Entrevista:O Estado inteligente

sexta-feira, abril 16, 2010

Luiz Garcia Dois generais

O Globo - 16/04/2010

No último fim de semana, a Globo News botou no ar uma entrevista do bravo Geneton Moraes Neto com o general Newton Cruz. Para os muito jovens e os mais velhos que já esqueceram, o hoje octogenário oficial foi, durante o regime militar, a linha dura em pessoa. Mas sua fama era, principalmente, a de um oficial destemperado e zangado. Quem se opunha à ditadura não concordava com uma só de suas ideias e posições, mas não ficou registro ou suspeita de que participasse do lado mais negro do regime militar: a tortura, e muitas vezes o assassinato, de quem lutava contra ele.

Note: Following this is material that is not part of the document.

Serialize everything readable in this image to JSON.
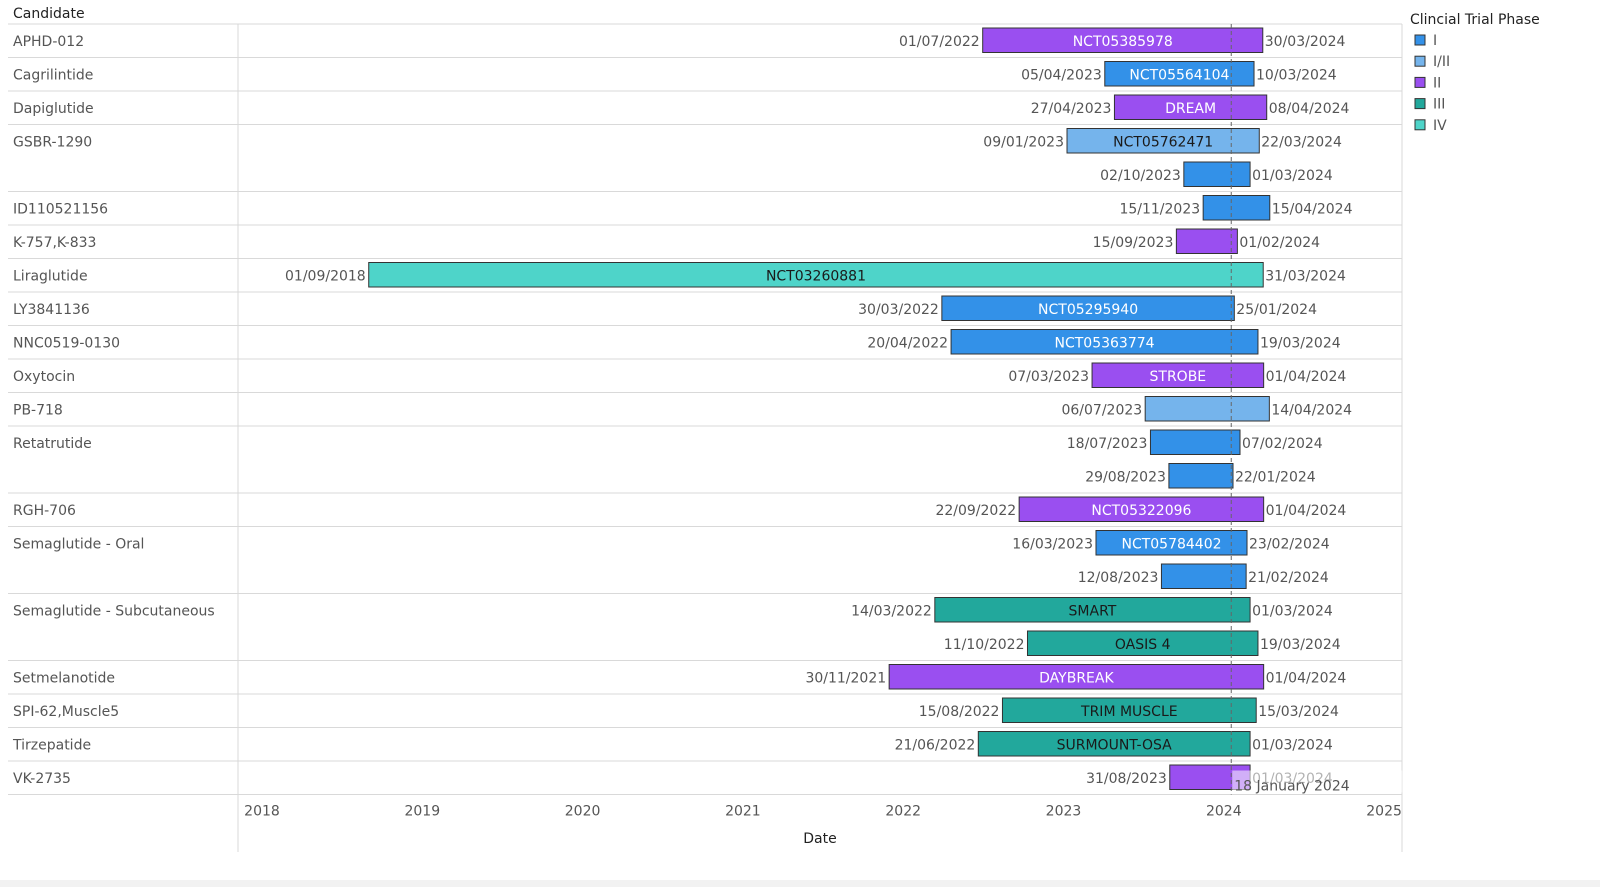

Newton Cruz nunca protestou contra os vícios do regime, mas jamais foi acusado de estimular a brutalidade com que eram tratados os cidadãos que recorriam à luta armada contra o regime das armas, ou apenas a apoiavam. Pelo visto, ele era mais violento no grito do que nas ações. É, claro, uma ressalva relativa: Cruz apoiava e foi peça importante no regime de força.

Seja como for, o que chama a atenção agora é o contraste entre a entrevista de Newton Cruz e outra, da mesma série, do general Leônidas Pires Gonçalves, ministro do Exército da mesma ditadura.

Newton, apesar da fama de bravo e desabusado, não defende os excessos dos governos militares. Para Leônidas, que nunca teve a reputação de um zangado linha-dura, a ditadura não errou jamais.

Chega ao absurdo de, até hoje, defender a tese absurda de suicídio para o assassinato do jornalista Vladimir Herzog numa cela do Dops de São Paulo.

Governos democráticos erram muito.

O que os redime e justifica é a visibilidade e aceitação dos erros e os esforços, bem ou malsucedidos, para repará-los. Ditaduras também erram, mas não têm essa válvula de escape. O regime de 64 no Brasil começou a acabar quando as mais sensatas cabeças entre os militares perceberam que seu maior inimigo não era a oposição de guerrilheiros, intelectuais e estudantes, mas o acúmulo de vícios inerentes a todo regime de força. Principalmente, a ausência de autocrítica e a proibição da crítica das arquibancadas.

É curioso: tantos anos passados, o linhaduríssima Newton Cruz fez as pazes com a História — e Leônidas, que não se opôs à transição para o regime democrático comandada por Golbery do Couto e Silva, ainda se sente na obrigação de defender os excessos criminosos inerentes a todo e qualquer regime de força.